MetaMinder Software Limited complies with the notification requirements outlined in Articles 14(7) and 14(8) of the Data Protection Law 2020 of the DIFC. When providing notifications to the Commissioner of Processing Operations, we ensure that the following information is included:

1. General Description of Processing: We provide a clear and concise description of the personal data processing activities being carried out by MetaMinder Software Limited, including the purposes for which the data is processed and the types of data involved.
2. Explanation of Processing Purpose: We explain the purpose(s) for which personal data is being processed, ensuring transparency and accountability in our data processing activities.
3. Data Subjects: We identify the data subjects or classes of data subjects whose personal data is being processed, specifying any categories or groups of individuals affected by our processing activities.
4. Description of Personal Data: We describe the class(es) of personal data being processed, including the categories of data elements and any special categories of data as defined by the DIFC Data Protection Law.
5. Transfer of Personal Data: We provide information on any transfers of personal data outside of the DIFC jurisdiction, including the jurisdictions to which the data will be transferred and whether those jurisdictions have been assessed as having an adequate level of data protection. However, MetaMinder Software Limited does not process or transfer personal and/or sensitive data outside of DIFC. All data processing activities are conducted within the jurisdiction of the Dubai International Financial Centre.

Contact Information

For further information about Data Protection in DIFC, individuals may contact the Commissioner of Data Protection at [email protected].

Compliance

The Company is committed to complying with all provisions of the Data Protection Law 2020 and other applicable regulations.
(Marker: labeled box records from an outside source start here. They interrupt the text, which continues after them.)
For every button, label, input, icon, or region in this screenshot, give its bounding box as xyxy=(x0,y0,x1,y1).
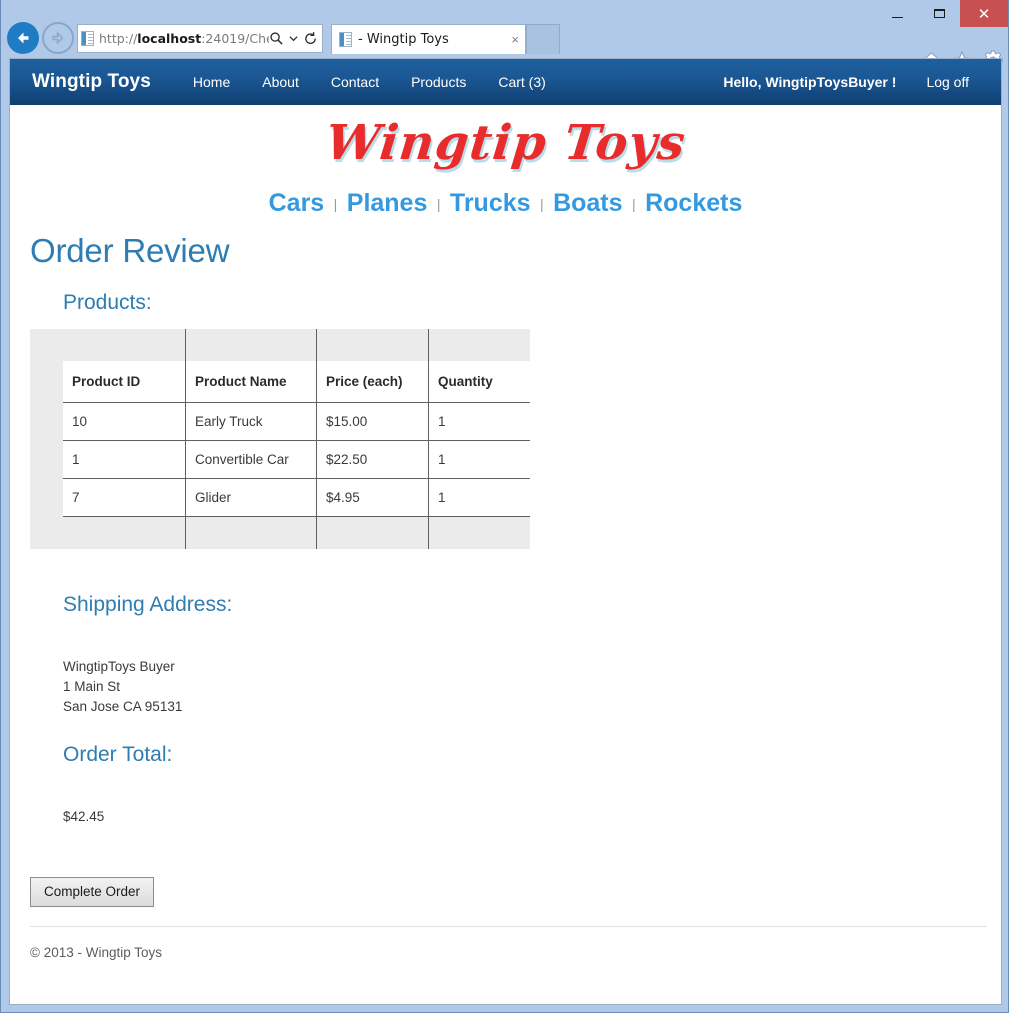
products-table: Product ID Product Name Price (each) Qua… xyxy=(63,361,530,517)
browser-window: ✕ http://localhost:24019/Checkou xyxy=(0,0,1009,1013)
page-viewport: Wingtip Toys Home About Contact Products… xyxy=(9,58,1002,1005)
chevron-down-icon[interactable] xyxy=(284,34,303,43)
page-title: Order Review xyxy=(30,232,230,269)
cell-price: $4.95 xyxy=(316,478,428,517)
back-arrow-icon xyxy=(18,32,29,44)
tab-page-icon xyxy=(339,32,352,47)
search-icon[interactable] xyxy=(269,31,284,46)
site-page-icon xyxy=(81,31,94,46)
table-row: 1 Convertible Car $22.50 1 xyxy=(63,440,530,479)
cell-product-name: Glider xyxy=(185,478,316,517)
minimize-icon xyxy=(891,17,903,18)
column-divider xyxy=(428,329,429,549)
greeting-link[interactable]: Hello, WingtipToysBuyer ! xyxy=(709,74,910,90)
nav-link-cart[interactable]: Cart (3) xyxy=(482,74,561,90)
log-off-link[interactable]: Log off xyxy=(910,74,985,90)
category-separator: | xyxy=(436,196,441,212)
nav-link-contact[interactable]: Contact xyxy=(315,74,395,90)
footer-copyright: © 2013 - Wingtip Toys xyxy=(30,944,163,960)
cell-quantity: 1 xyxy=(428,402,530,441)
order-total-value: $42.45 xyxy=(63,808,105,824)
cell-product-id: 10 xyxy=(63,402,185,441)
table-row: 10 Early Truck $15.00 1 xyxy=(63,402,530,441)
site-navbar: Wingtip Toys Home About Contact Products… xyxy=(10,59,1001,105)
table-bottom-spacer xyxy=(30,517,530,549)
tab-title: - Wingtip Toys xyxy=(358,32,449,47)
category-link-boats[interactable]: Boats xyxy=(553,189,622,217)
column-header-product-id: Product ID xyxy=(63,361,185,403)
category-separator: | xyxy=(632,196,636,212)
url-text: http://localhost:24019/Checkou xyxy=(99,31,269,46)
category-link-trucks[interactable]: Trucks xyxy=(450,189,531,217)
refresh-icon[interactable] xyxy=(303,31,318,46)
category-link-cars[interactable]: Cars xyxy=(269,189,325,217)
shipping-address-block: WingtipToys Buyer 1 Main St San Jose CA … xyxy=(63,657,987,717)
category-link-rockets[interactable]: Rockets xyxy=(645,189,742,217)
column-header-price: Price (each) xyxy=(316,361,428,403)
address-line-name: WingtipToys Buyer xyxy=(63,659,175,674)
navigation-buttons xyxy=(7,22,74,54)
column-header-product-name: Product Name xyxy=(185,361,316,403)
cell-product-id: 7 xyxy=(63,478,185,517)
browser-tab[interactable]: - Wingtip Toys × xyxy=(331,24,526,54)
tab-strip: - Wingtip Toys × xyxy=(331,24,560,56)
address-line-city: San Jose CA 95131 xyxy=(63,698,183,714)
column-header-quantity: Quantity xyxy=(428,361,530,403)
nav-link-about[interactable]: About xyxy=(246,74,315,90)
cell-price: $15.00 xyxy=(316,402,428,441)
site-logo[interactable]: Wingtip Toys xyxy=(323,115,688,171)
account-nav: Hello, WingtipToysBuyer ! Log off xyxy=(709,74,985,90)
primary-nav: Wingtip Toys Home About Contact Products… xyxy=(32,71,562,93)
category-separator: | xyxy=(539,196,544,212)
logo-area: Wingtip Toys xyxy=(10,105,1001,189)
cell-product-name: Early Truck xyxy=(185,402,316,441)
back-button[interactable] xyxy=(7,22,39,54)
order-total-heading: Order Total: xyxy=(63,742,173,766)
brand-link[interactable]: Wingtip Toys xyxy=(32,71,151,93)
cell-price: $22.50 xyxy=(316,440,428,479)
forward-button[interactable] xyxy=(42,22,74,54)
browser-chrome: http://localhost:24019/Checkou - Wingtip… xyxy=(1,22,1009,70)
category-nav: Cars | Planes | Trucks | Boats | Rockets xyxy=(10,189,1001,234)
maximize-icon xyxy=(933,9,945,18)
forward-arrow-icon xyxy=(52,31,64,45)
cell-quantity: 1 xyxy=(428,440,530,479)
cell-product-id: 1 xyxy=(63,440,185,479)
cell-product-name: Convertible Car xyxy=(185,440,316,479)
tab-close-icon[interactable]: × xyxy=(511,32,519,47)
column-divider xyxy=(185,329,186,549)
new-tab-button[interactable] xyxy=(526,24,560,54)
products-table-container: Product ID Product Name Price (each) Qua… xyxy=(30,329,530,549)
products-heading: Products: xyxy=(63,291,152,314)
address-line-street: 1 Main St xyxy=(63,678,121,694)
shipping-address-heading: Shipping Address: xyxy=(63,593,233,616)
page-body: Order Review Products: Product ID Produc… xyxy=(10,234,1001,960)
table-header-row: Product ID Product Name Price (each) Qua… xyxy=(63,361,530,403)
column-divider xyxy=(316,329,317,549)
cell-quantity: 1 xyxy=(428,478,530,517)
category-separator: | xyxy=(333,196,338,212)
address-bar[interactable]: http://localhost:24019/Checkou xyxy=(77,24,323,53)
close-icon: ✕ xyxy=(977,4,991,23)
nav-link-home[interactable]: Home xyxy=(177,74,246,90)
table-row: 7 Glider $4.95 1 xyxy=(63,478,530,517)
table-top-spacer xyxy=(30,329,530,361)
complete-order-button[interactable]: Complete Order xyxy=(30,876,155,907)
nav-link-products[interactable]: Products xyxy=(395,74,482,90)
category-link-planes[interactable]: Planes xyxy=(347,189,428,217)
Regular reviews of this policy will be conducted to ensure ongoing compliance with evolving legal requirements.

Data Protection Policy Review

This Data Protection Policy will be reviewed annually or as necessary to ensure its effectiveness and compliance with relevant laws and regulations.

Policy Acceptance

All employees, contractors, and third parties acting on behalf of the Company are required to familiarize themselves with this policy and comply with its provisions.

Policy Implementation

This policy shall be communicated to all relevant stakeholders within the organization and made available to individuals whose data is processed by the Company.

Enforcement

Non-compliance with this policy may result in disciplinary action, up to and including termination of employment or contract.